Even if the clinician has only the best of intentions, if something goes wrong, there will be allegations that there were nontherapeutic motivations involved.

5. Fiction!

Not all clinicians are covered entities under HIPAA. Covered entities are only those healthcare providers who do specific transactions electronically with health plans. The most frequent electronic transaction done with health plans is the electronic transmissions of claims forms for payment, whether by the provider or by a billing service on behalf of the clinician. There are several other transactions, such as checking on referrals and preauthorizations, that, if done electronically with a health plan, make a provider covered under HIPAA, meaning they must comply with HIPAA. The government has a decision tool available here to help you determine if you are a covered entity. However, keep in mind that there are additional confidentiality laws, such as state confidentiality law, that must be complied with even if you are not a covered entity under HIPAA.

6. Fiction! 

When you learn that your patient is being sought by law enforcement, the correct next step is to contact your risk manager or professional liability insurer. The exceptions to patient confidentiality are very limited. It is possible in this case that you could be contacted by law enforcement, as well as the media. Do not speak to the media, and do not assume that law enforcement is entitled to any patient information, regardless of what the investigators may say. For more information on this, see our article “When Your Patient Makes the News.” 

7. Fiction!

We often face reluctance from clinicians when we discuss terminating with a patient who has been nonadherent with the treatment plan. If the patient will not agree to the treatment plan and will not let you provide treatment that meets the standard of care, that generally is not a treatment relationship you can stay in. Substandard care, in terms of liability, is not better than no treatment.

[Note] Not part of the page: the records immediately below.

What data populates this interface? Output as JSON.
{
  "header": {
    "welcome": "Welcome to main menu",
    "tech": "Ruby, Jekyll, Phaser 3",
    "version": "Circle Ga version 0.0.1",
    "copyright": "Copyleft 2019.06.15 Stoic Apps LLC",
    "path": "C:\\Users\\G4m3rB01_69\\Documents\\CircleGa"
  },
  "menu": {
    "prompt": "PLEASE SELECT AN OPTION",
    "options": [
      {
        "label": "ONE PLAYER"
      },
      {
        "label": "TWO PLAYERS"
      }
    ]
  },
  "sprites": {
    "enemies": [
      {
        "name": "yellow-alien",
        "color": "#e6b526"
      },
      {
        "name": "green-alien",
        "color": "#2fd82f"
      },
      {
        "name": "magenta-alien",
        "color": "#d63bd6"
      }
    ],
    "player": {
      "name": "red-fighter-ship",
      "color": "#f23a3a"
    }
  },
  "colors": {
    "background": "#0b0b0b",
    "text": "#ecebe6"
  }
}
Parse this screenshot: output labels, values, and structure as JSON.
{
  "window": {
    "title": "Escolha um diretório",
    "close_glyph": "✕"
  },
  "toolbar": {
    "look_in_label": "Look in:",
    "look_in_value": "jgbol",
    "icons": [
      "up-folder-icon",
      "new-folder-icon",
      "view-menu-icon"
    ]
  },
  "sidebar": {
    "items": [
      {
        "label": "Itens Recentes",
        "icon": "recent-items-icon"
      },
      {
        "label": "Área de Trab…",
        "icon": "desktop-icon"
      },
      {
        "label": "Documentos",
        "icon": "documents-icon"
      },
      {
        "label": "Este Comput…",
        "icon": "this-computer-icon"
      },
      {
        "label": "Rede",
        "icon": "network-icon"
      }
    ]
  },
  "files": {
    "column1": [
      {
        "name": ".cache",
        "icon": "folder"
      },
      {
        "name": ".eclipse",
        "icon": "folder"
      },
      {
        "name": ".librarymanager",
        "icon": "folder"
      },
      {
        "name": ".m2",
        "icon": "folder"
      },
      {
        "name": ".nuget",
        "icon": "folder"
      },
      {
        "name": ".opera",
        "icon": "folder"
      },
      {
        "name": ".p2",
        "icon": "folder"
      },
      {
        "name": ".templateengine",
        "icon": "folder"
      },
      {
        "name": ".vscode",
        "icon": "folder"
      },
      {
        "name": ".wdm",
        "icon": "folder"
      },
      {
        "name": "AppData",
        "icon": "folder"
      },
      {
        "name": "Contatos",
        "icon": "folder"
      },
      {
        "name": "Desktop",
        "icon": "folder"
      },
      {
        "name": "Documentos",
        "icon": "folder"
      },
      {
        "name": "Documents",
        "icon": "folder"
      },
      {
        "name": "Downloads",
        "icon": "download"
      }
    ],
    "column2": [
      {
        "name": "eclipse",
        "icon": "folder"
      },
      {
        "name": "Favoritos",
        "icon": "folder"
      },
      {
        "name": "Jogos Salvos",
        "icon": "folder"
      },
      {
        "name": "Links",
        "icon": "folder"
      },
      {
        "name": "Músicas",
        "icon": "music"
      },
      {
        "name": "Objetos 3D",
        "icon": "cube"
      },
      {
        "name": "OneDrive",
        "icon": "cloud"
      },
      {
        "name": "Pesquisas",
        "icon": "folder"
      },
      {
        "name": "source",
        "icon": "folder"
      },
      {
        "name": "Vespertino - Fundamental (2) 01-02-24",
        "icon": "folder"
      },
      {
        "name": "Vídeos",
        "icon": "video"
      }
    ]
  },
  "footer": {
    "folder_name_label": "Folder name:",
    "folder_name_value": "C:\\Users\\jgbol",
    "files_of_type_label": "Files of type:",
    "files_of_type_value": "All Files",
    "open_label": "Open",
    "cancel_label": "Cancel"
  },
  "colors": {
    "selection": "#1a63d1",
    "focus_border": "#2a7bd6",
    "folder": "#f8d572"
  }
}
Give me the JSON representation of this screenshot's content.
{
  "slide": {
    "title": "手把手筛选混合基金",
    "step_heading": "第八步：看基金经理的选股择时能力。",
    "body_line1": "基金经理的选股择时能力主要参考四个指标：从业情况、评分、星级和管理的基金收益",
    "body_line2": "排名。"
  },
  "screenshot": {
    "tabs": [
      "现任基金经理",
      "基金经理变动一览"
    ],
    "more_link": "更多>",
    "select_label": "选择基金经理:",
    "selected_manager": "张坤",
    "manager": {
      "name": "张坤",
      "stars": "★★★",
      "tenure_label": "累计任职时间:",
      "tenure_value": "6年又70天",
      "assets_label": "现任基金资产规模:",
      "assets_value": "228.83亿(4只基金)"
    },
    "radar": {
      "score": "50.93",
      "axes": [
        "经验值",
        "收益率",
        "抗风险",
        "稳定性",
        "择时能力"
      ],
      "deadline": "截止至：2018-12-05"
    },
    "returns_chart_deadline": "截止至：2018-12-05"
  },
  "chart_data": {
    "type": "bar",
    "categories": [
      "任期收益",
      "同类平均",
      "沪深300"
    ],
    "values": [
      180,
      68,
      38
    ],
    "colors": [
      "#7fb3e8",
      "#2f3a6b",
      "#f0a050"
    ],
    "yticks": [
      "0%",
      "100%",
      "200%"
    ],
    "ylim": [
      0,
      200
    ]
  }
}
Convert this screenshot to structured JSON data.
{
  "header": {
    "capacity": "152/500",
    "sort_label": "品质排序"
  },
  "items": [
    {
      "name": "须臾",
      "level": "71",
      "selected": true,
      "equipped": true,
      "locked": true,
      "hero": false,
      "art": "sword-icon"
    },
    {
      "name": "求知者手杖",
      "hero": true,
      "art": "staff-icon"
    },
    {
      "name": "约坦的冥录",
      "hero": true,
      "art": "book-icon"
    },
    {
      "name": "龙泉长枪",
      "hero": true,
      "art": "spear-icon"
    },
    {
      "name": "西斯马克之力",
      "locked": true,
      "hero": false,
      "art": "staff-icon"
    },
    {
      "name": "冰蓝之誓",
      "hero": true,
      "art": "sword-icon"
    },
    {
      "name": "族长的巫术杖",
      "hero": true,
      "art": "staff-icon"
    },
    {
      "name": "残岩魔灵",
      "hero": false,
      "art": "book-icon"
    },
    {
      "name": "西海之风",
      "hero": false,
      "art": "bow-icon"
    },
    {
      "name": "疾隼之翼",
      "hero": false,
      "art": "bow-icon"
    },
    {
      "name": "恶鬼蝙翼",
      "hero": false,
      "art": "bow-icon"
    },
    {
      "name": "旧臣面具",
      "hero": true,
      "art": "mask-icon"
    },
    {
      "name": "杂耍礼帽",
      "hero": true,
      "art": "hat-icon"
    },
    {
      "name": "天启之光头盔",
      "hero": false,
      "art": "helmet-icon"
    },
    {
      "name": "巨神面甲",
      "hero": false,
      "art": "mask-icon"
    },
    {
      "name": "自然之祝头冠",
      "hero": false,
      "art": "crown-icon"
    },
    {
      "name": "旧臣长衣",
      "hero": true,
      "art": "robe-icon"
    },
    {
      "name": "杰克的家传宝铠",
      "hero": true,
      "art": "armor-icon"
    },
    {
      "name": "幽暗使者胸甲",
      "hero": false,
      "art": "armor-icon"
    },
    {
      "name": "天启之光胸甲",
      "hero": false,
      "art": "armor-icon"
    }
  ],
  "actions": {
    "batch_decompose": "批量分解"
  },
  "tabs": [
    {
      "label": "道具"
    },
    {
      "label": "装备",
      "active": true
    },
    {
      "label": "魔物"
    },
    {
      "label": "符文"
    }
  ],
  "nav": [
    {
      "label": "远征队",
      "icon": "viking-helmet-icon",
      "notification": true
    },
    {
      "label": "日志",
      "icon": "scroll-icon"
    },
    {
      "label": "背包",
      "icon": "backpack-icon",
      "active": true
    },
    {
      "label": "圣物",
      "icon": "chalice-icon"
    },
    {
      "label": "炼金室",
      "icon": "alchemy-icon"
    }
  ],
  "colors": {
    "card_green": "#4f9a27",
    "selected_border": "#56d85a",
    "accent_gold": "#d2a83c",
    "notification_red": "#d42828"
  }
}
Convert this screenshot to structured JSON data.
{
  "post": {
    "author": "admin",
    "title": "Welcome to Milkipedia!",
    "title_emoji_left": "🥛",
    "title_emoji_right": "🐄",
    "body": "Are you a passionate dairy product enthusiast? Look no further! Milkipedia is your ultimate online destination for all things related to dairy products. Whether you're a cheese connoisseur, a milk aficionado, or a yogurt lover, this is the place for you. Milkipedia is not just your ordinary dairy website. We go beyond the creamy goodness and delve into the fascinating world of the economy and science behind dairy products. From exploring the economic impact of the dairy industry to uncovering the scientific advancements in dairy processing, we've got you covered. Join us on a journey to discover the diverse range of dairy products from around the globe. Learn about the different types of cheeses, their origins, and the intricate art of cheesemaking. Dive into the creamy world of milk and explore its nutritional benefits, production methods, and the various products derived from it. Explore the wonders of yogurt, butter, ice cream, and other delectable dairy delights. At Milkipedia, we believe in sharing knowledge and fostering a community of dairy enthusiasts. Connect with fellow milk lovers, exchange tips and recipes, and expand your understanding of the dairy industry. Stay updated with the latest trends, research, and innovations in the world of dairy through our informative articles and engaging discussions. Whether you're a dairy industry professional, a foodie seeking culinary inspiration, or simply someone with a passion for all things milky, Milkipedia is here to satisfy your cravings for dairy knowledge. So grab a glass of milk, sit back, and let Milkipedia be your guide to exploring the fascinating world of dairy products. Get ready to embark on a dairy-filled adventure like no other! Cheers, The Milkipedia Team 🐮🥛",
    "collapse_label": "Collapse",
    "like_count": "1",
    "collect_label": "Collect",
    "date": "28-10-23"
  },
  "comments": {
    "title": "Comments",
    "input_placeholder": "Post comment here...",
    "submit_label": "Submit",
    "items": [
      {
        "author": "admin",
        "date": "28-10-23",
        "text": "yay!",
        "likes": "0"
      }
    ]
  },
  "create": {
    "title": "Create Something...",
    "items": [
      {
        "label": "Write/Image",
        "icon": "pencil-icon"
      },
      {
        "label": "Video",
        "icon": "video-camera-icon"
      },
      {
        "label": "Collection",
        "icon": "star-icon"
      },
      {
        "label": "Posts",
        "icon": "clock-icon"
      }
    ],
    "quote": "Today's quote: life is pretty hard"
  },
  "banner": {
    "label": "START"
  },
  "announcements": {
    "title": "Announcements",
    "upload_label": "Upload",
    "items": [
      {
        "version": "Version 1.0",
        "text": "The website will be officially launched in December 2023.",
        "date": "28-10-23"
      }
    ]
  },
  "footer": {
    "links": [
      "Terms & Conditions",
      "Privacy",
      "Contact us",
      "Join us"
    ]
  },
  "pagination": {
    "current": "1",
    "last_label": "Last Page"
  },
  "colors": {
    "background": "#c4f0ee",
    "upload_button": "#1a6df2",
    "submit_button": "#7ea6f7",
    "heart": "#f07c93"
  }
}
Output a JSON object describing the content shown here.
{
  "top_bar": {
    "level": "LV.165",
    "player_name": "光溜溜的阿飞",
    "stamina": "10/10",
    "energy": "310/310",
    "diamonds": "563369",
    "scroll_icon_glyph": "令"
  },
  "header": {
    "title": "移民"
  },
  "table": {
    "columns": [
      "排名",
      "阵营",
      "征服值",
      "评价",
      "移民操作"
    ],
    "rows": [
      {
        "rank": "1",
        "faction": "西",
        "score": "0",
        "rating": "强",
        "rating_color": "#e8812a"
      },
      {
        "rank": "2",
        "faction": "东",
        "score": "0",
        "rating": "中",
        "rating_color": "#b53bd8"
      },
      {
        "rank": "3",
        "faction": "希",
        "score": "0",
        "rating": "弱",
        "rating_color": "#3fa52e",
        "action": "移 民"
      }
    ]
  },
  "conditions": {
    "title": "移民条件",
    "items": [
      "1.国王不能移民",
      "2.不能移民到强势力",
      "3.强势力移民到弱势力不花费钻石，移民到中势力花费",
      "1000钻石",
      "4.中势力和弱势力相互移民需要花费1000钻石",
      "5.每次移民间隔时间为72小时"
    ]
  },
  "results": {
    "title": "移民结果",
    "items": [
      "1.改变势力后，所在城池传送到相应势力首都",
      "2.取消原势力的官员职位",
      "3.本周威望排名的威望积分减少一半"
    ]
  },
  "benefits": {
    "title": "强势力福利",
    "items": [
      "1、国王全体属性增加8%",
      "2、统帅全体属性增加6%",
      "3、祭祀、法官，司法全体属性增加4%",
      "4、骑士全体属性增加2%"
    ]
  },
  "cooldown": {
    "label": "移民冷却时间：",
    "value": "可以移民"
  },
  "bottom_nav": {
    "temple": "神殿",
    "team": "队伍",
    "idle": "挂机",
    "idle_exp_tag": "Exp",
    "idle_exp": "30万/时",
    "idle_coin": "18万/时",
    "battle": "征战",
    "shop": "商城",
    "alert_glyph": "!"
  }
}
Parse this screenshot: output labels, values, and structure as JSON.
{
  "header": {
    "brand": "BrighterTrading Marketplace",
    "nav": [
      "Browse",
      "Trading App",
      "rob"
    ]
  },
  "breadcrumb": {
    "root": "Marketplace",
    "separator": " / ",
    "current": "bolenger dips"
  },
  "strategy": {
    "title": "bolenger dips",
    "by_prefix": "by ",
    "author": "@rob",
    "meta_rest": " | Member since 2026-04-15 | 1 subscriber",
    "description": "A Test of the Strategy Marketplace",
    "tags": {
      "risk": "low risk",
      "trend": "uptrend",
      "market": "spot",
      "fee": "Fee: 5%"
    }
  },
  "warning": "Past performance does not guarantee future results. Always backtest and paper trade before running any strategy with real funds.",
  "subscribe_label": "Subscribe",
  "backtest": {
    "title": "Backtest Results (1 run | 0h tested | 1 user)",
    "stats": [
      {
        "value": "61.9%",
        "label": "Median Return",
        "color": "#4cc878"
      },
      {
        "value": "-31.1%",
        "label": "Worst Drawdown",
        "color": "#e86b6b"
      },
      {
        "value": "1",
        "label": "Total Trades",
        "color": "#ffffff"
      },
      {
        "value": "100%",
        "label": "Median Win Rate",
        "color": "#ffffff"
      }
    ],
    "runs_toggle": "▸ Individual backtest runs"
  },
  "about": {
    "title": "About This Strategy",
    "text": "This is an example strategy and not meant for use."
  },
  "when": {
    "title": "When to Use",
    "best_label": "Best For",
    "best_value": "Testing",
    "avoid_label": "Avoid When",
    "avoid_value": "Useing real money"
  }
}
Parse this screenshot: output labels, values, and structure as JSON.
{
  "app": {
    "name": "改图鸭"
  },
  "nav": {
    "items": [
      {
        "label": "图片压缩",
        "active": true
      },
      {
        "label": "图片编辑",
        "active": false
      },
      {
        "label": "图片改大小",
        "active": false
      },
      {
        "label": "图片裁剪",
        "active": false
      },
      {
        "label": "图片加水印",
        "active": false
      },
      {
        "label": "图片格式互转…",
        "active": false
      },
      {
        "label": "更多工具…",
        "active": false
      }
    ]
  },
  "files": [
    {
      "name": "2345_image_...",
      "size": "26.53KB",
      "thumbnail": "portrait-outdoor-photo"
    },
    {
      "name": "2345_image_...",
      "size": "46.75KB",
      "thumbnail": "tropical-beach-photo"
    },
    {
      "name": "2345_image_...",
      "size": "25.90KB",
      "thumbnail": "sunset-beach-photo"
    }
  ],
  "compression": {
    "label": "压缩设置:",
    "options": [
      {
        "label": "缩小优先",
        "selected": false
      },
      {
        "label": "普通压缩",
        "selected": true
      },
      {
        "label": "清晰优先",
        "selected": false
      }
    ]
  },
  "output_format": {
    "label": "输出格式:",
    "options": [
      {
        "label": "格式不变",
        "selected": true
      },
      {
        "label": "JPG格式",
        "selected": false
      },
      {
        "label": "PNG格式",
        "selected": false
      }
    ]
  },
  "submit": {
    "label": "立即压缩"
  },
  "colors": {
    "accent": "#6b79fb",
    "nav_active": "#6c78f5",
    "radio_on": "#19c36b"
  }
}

Before terminating the treatment relationship, you may want to consider the cause(s) of nonadherence; for more information, see our article.

8. Fiction!

There is no requirement for subsequent in-person visits in the Ryan Haight Act. The only in-person visit requirement is before prescribing the controlled substance. However, subsequent in-person visits may be clinically necessary or legally required under state law. For more information, see our new resource “Five Things to Know about the Ryan Haight Act.” 

9. Fiction!

While clinical practice guidelines can definitely be used to determine the applicable standard of care, the same is not true of utilization guidelines from payers. Clinical practice guidelines are authoritative guidelines and are developed by professional organizations, such as the American Physicians Association (APA) and the American Academy of Child and Adolescent Psychiatry (AACAP). Also, following the guidelines does not necessarily mean there is no negligence. The reverse is also true; not following the guidelines does not automatically mean there is negligence. Guidelines are just one of many factors that can be used to determine the applicable standard of care. Your professional judgment is always determinative. If you decide to deviate from an authoritative guideline, your reasoning for that determination should be documented. For our resource on the standard of care, visit our article here. 

10. Fiction! 

Psychiatrists are more likely to have an administrative action brought against them than a claim or lawsuit continued in 2020. Based on our program’s data, 60 percent of all incoming actions in 2020 were administrative actions, versus 40 percent that were claims and lawsuits. 

Psychiatry is a regulated profession, with many federal and state agencies as regulators. While the vast majority of these administrative actions were brought by state licensing boards, other relevant agencies include the Department of Health and Human Services (enforces HIPAA) and the Drug Enforcement Agencies.